Billions of dollars are flowing into autonomous vehicle development from all corners of the auto and tech industries, with no clear path to success for anyone.

Why it matters: Self-driving technology is not a first-mover, winner-take-all contest. Technology advancements matter, but companies will need to carve out a profitable business model that capitalizes on their strengths — and stop investing in races they can't win.

The big picture: Spending on AVs, by traditional automakers and newcomers alike, is forecast to grow to a cumulative $85 billion through 2025 — on top of $225 billion spending for electric vehicles, according to AlixPartners.

  • They're all chasing a multitrillion-dollar global mobility market that Boston Consulting Group says puts $380 billion in profits up for grabs.

One way it could shake out profitably for all — at least in AV ride-hailing — is outlined in a new paper by researchers at the Clayton Christensen Institute. Per the paper...

  • The odds of success heavily favor the incumbents, Uber and Lyft, which could be a platform for others to deploy AV fleets, though the authors didn't consider who would own or manage those vehicles.
  • Well-resourced competitors like Waymo, Cruise and Argo AI could mount a challenge with their own robotaxi services, but that will be enormously expensive and unlikely to succeed.
  • Instead, those companies would be smart to focus their efforts on monetizing what is likely to be the scarcest technology in AVs: the operating system. In essence, Waymo and Cruise should become the AV equivalent of Microsoft.
  • Startups targeting simpler AV applications — like Voyage offering rides in retirement communities and May Mobility filling gaps in public transit — should abandon dreams of moving upmarket and just master their niches.

Yes, but: No one is ready to yield what could be the most lucrative aspect of the AV ecosystem: the customer relationship (and the data that comes with it).

  • "That’s like calling the game in the first 5 minutes," says Argo CEO Bryan Salesky in an interview. "There are many more innings to go. The game has barely started."
  • "Having a personal mobility experience with a tailored, purpose-built vehicle with the experience you want to have — the right temperature, the right music — that doesn’t exist yet."
  • "To say that people won’t switch from those who were first (in ride-hailing) to those who offer a better experience is crazy to me."

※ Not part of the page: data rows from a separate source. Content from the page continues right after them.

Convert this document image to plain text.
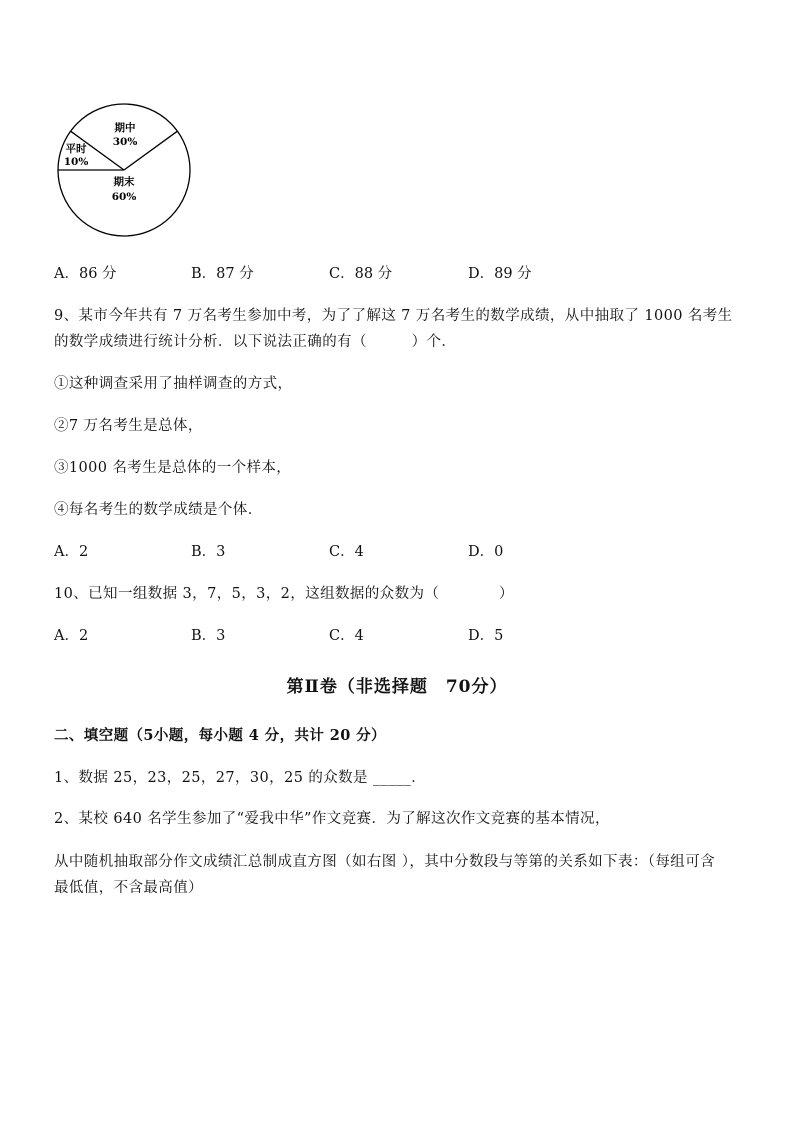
期中
30%
平时
10%
期末
60%
A．86 分	B．87 分	C．88 分	D．89 分
9、某市今年共有 7 万名考生参加中考，为了了解这 7 万名考生的数学成绩，从中抽取了 1000 名考生
的数学成绩进行统计分析．以下说法正确的有（　　　）个．
①这种调查采用了抽样调查的方式，
②7 万名考生是总体，
③1000 名考生是总体的一个样本，
④每名考生的数学成绩是个体．
A．2	B．3	C．4	D．0
10、已知一组数据 3，7，5，3，2，这组数据的众数为（　　　　）
A．2	B．3	C．4	D．5
第Ⅱ卷（非选择题　70分）
二、填空题（5小题，每小题 4 分，共计 20 分）
1、数据 25，23，25，27，30，25 的众数是 _____．
2、某校 640 名学生参加了“爱我中华”作文竞赛．为了解这次作文竞赛的基本情况，
从中随机抽取部分作文成绩汇总制成直方图（如右图 ），其中分数段与等第的关系如下表：（每组可含
最低值，不含最高值）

What we're watching: A more likely scenario, in these early days of autonomy, is that companies will carve out footholds on a city-by-city basis, says Brian Collie, head of Boston Consulting Group's automotive and mobility practice.

  • For example, Cruise is targeting San Francisco, Waymo is in the Phoenix area, and Argo is testing in Miami and Washington, D.C., among others.
  • AV companies need to perfect their technology and gain experience in ride-hailing in one city before they can expand to others, Collie says.
  • Every city is unique and for each new locale an AV developer will spend $300 million to $400 million to prepare for deployment, not including the vehicles, he says.

The bottom line: For the next decade or so, there's room for multiple players — with different winners and different business models in each city — but long-term, expect consolidation.